Mas o impacto da vigilância vai além de instilar ansiedade e medo. Assim como em 1984, a máquina monstruosa de vigilância de Israel usa informações sobre assuntos privados dos palestinos contra eles. É um dos seus métodos mais destrutivos de recrutamento de informantes e colaboradores, o que mina a coesão interna e a solidariedade entre os palestinos e destrói famílias e amizades.
Há mais um aspecto do romance de Orwell que vejo no genocídio israelense dos palestinos: a propensão para a duplicidade. Genocídio é “autodefesa”; civis palestinos são “terroristas” ou “não inocentes”; combatentes da resistência são “terroristas”; colonialismo e roubo de terras estão “fazendo o deserto florescer”.
Falando sobre “fazer o deserto florescer” – isso está entre as informações que Israel está dando sobre sua campanha genocida em Gaza também. Em maio, o gabinete do primeiro-ministro Benjamin Netanyahu divulgou informações sobre seu plano Gaza 2035, que tem a faixa parecendo uma cidade próspera e de alta tecnologia do futuro, com um porto, uma ferrovia e prédios residenciais luxuosos. É assim que Gaza se parecerá 10 anos após o genocídio – seus sobreviventes aproveitando a doce vida do progresso econômico, concedida a eles por seus genocidas israelenses.
Parece quase um enredo retirado da trilogia Matrix, onde os opressores forçam os oprimidos a uma realidade virtual de vida fácil para cegá-los à sua realidade – uma vida de escravidão e exploração.
Mas promessas de prosperidade material não dissuadiram os palestinos de desistir de sua terra natal antes. Esse estratagema também não funcionará no futuro.
Há uma cena icônica em Matrix ilustrando uma escolha muito humana entre obediência e resistência. Neo tem que escolher entre uma pílula azul, que mantém a ilusão, e uma vermelha – que a quebra. O povo palestino fez essa escolha há muito tempo; para eles, a pílula azul nunca foi uma opção.

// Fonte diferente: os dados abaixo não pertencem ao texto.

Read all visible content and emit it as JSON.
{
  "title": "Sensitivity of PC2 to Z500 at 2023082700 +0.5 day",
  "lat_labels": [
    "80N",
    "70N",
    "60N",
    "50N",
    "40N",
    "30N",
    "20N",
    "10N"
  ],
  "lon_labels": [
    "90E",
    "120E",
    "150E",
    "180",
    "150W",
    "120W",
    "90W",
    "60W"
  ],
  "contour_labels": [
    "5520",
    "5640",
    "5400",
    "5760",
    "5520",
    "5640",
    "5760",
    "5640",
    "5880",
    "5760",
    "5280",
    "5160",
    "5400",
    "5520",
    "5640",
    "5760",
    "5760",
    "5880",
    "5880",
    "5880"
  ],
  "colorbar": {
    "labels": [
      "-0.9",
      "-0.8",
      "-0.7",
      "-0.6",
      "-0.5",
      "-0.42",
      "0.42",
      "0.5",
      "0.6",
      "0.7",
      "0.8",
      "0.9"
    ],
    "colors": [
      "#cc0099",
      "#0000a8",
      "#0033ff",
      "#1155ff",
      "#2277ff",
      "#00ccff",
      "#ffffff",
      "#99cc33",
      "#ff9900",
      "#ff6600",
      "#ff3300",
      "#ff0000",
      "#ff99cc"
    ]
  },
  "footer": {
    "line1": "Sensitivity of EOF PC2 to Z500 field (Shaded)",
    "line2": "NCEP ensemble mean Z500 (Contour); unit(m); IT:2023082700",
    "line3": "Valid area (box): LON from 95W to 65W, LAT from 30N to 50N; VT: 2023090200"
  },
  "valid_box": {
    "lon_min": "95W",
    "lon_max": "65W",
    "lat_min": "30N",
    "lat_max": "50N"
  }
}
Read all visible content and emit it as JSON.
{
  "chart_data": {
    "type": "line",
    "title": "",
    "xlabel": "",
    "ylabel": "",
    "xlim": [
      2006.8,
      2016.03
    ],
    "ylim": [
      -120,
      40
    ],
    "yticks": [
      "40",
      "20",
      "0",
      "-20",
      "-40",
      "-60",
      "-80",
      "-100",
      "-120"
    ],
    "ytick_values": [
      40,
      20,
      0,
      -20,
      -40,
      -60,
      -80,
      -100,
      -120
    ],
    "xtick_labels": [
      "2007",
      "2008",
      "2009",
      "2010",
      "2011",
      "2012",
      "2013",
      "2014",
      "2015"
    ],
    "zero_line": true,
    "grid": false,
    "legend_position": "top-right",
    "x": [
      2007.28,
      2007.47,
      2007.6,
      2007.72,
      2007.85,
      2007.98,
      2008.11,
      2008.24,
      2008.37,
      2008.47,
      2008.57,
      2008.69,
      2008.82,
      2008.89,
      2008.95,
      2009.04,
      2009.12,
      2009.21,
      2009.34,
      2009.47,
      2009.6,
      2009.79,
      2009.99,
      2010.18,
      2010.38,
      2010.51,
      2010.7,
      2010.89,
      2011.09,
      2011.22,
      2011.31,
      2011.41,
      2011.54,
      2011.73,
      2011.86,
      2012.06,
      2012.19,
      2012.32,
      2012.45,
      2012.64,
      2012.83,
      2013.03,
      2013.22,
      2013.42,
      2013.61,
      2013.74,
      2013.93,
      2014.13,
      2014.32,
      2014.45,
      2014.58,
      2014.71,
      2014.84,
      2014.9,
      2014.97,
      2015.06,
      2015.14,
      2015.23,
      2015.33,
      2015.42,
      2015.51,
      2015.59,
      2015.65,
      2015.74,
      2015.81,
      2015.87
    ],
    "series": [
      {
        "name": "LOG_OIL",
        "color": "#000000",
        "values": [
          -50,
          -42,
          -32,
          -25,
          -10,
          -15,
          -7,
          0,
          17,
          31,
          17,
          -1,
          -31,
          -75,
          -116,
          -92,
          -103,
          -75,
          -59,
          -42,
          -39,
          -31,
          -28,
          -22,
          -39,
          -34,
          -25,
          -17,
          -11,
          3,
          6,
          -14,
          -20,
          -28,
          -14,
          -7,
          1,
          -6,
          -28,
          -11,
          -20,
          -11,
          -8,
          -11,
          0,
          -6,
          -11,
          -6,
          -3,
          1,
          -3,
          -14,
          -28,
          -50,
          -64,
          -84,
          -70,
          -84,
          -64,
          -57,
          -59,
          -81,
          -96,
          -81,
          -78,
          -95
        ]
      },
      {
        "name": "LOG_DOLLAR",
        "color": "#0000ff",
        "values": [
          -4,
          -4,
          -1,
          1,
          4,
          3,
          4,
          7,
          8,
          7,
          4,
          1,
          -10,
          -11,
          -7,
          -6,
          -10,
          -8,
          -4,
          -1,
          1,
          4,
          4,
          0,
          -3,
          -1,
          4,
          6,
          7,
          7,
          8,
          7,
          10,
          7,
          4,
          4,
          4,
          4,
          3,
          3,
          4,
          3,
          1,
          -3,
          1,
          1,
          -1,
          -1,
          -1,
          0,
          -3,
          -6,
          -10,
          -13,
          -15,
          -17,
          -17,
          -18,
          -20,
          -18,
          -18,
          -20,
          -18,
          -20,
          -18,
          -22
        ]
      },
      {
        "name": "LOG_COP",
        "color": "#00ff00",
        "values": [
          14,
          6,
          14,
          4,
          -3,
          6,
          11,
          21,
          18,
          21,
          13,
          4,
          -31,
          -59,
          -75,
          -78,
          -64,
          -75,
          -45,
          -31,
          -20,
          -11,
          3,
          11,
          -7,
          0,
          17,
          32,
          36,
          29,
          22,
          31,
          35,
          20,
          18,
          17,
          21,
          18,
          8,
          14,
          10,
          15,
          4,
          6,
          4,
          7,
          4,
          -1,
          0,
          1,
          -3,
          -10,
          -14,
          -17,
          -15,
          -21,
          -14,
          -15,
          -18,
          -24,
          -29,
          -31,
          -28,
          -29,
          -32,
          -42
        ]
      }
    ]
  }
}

A questão agora é qual escolha faremos diante da possibilidade muito real de que o que vemos em Gaza hoje se tornará o novo normal em um futuro muito próximo. Ignoramos isso e engolimos a pílula azul? Ou acordamos com a vermelha?

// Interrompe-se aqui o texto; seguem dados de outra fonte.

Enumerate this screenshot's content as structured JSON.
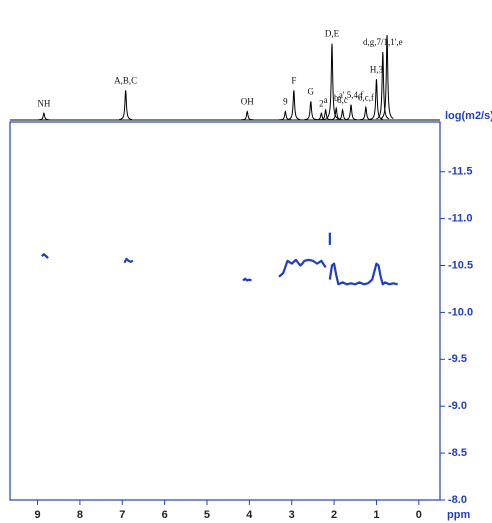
{
  "chart_data": {
    "type": "dosy",
    "y_label": "log(m2/s)",
    "x_label": "ppm",
    "xlim": [
      9.65,
      -0.5
    ],
    "xticks": [
      9,
      8,
      7,
      6,
      5,
      4,
      3,
      2,
      1,
      0
    ],
    "ylim": [
      -8,
      -12.03
    ],
    "yticks": [
      -11.5,
      {
        "value": -11,
        "label": "-11.0"
      },
      -10.5,
      {
        "value": -10,
        "label": "-10.0"
      },
      -9.5,
      {
        "value": -9,
        "label": "-9.0"
      },
      -8.5,
      {
        "value": -8,
        "label": "-8.0"
      }
    ],
    "spectrum_color": "#000000",
    "spectrum": {
      "ppm": [
        8.85,
        6.92,
        4.05,
        3.15,
        2.95,
        2.55,
        2.3,
        2.2,
        2.05,
        1.95,
        1.8,
        1.6,
        1.25,
        1.0,
        0.85,
        0.75
      ],
      "heights": [
        8,
        35,
        10,
        10,
        35,
        22,
        8,
        12,
        90,
        14,
        12,
        18,
        15,
        48,
        80,
        100
      ],
      "labels": [
        "NH",
        "A,B,C",
        "OH",
        "9",
        "F",
        "G",
        "2",
        "a",
        "D,E",
        "b",
        "8,c",
        "a',5,4,f",
        "6,c,f",
        "H,3",
        "d,g,7/1,1',e",
        null
      ]
    },
    "color": "#1f3fbf",
    "segments": [
      {
        "x": [
          8.9,
          8.85,
          8.8,
          8.75
        ],
        "y": [
          -10.6,
          -10.62,
          -10.6,
          -10.58
        ]
      },
      {
        "x": [
          6.95,
          6.9,
          6.85,
          6.8,
          6.75
        ],
        "y": [
          -10.53,
          -10.57,
          -10.55,
          -10.54,
          -10.55
        ]
      },
      {
        "x": [
          4.15,
          4.1,
          4.05,
          4.0,
          3.95
        ],
        "y": [
          -10.34,
          -10.36,
          -10.34,
          -10.35,
          -10.34
        ]
      },
      {
        "x": [
          3.3,
          3.2,
          3.1,
          3.0,
          2.9,
          2.8,
          2.75,
          2.7,
          2.6,
          2.5,
          2.4,
          2.3,
          2.2
        ],
        "y": [
          -10.38,
          -10.42,
          -10.55,
          -10.52,
          -10.56,
          -10.5,
          -10.52,
          -10.55,
          -10.56,
          -10.55,
          -10.52,
          -10.55,
          -10.48
        ]
      },
      {
        "x": [
          2.1,
          2.05,
          2.0,
          1.95,
          1.9,
          1.8,
          1.7,
          1.6,
          1.5,
          1.4,
          1.3,
          1.2,
          1.1,
          1.0,
          0.95,
          0.9,
          0.85,
          0.8,
          0.7,
          0.6,
          0.5
        ],
        "y": [
          -10.35,
          -10.5,
          -10.52,
          -10.4,
          -10.3,
          -10.32,
          -10.3,
          -10.31,
          -10.3,
          -10.32,
          -10.3,
          -10.31,
          -10.35,
          -10.52,
          -10.5,
          -10.38,
          -10.3,
          -10.32,
          -10.3,
          -10.31,
          -10.3
        ]
      },
      {
        "x": [
          2.1,
          2.1
        ],
        "y": [
          -10.72,
          -10.85
        ]
      }
    ]
  }
}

Para muitas pessoas no mundo, o genocídio em Gaza pode parecer uma tragédia distante – uma que não pode acontecer com elas. Mas essas tecnologias de matança e vigilância que Israel está testando nos palestinos estão à venda. E muitos governos e atores não estatais estão de olho nelas.
“Assim como a revolução tecnológica de Israel proporcionou ao mundo uma inovação de tirar o fôlego, estou confiante de que a IA desenvolvida por Israel beneficiará toda a humanidade”, Netanyahu disse ameaçadoramente na Assembleia Geral das Nações Unidas em setembro de 2023, menos de três semanas antes de seu exército lançar uma guerra genocida.

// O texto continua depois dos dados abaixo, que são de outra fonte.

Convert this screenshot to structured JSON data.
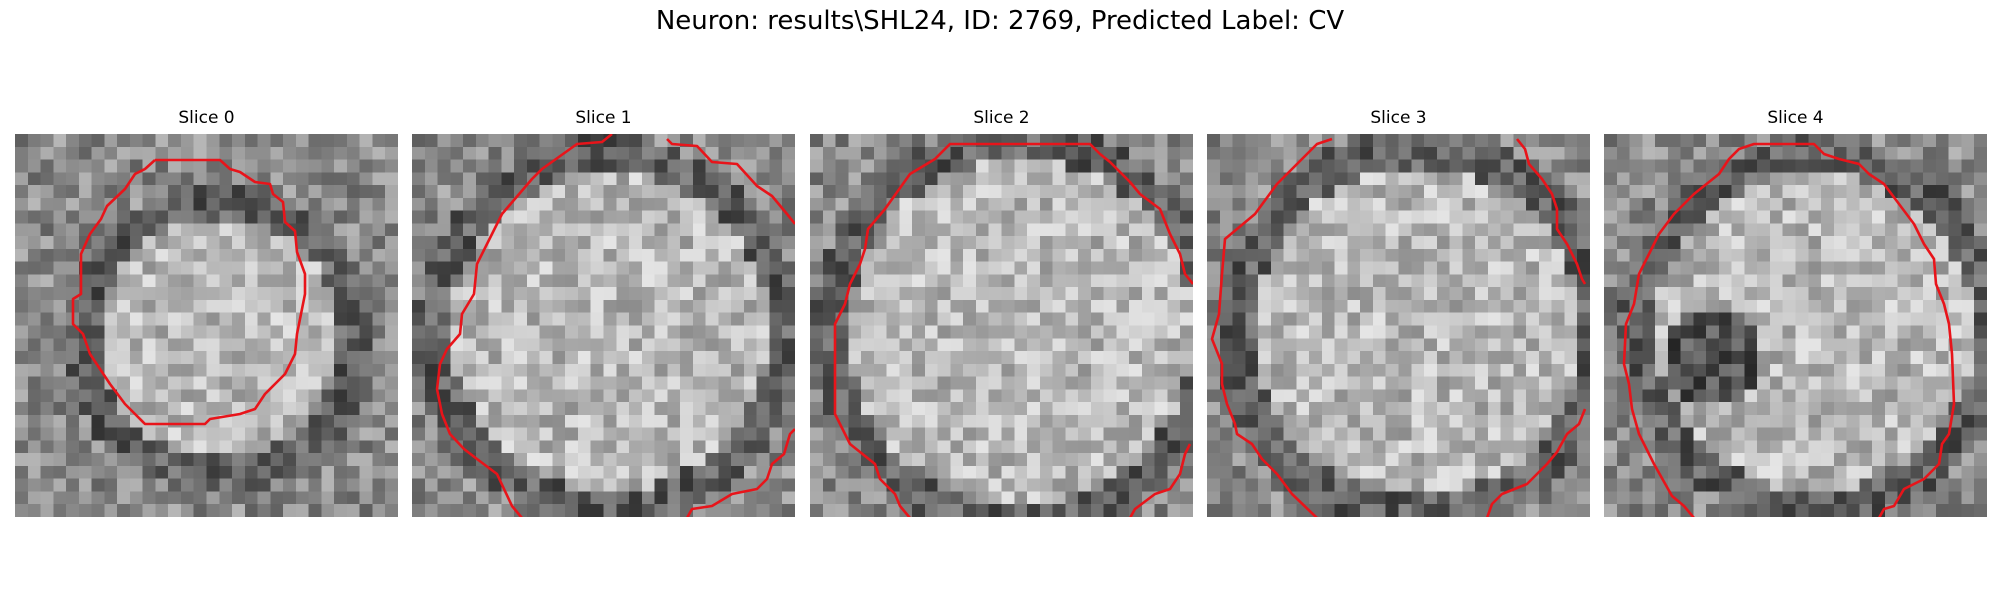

Enquanto estou deitado ao lado das minhas duas meninas adormecidas, temo pelo futuro delas. Temo que não haja um número suficiente de nós disposto a ver a realidade como ela é e tomar uma posição agora, antes que seja tarde demais, antes que o mundo inteiro deslize pelo caminho em direção a Gaza.
As opiniões expressas neste artigo são do autor e não refletem necessariamente a posição editorial da Al Jazeera.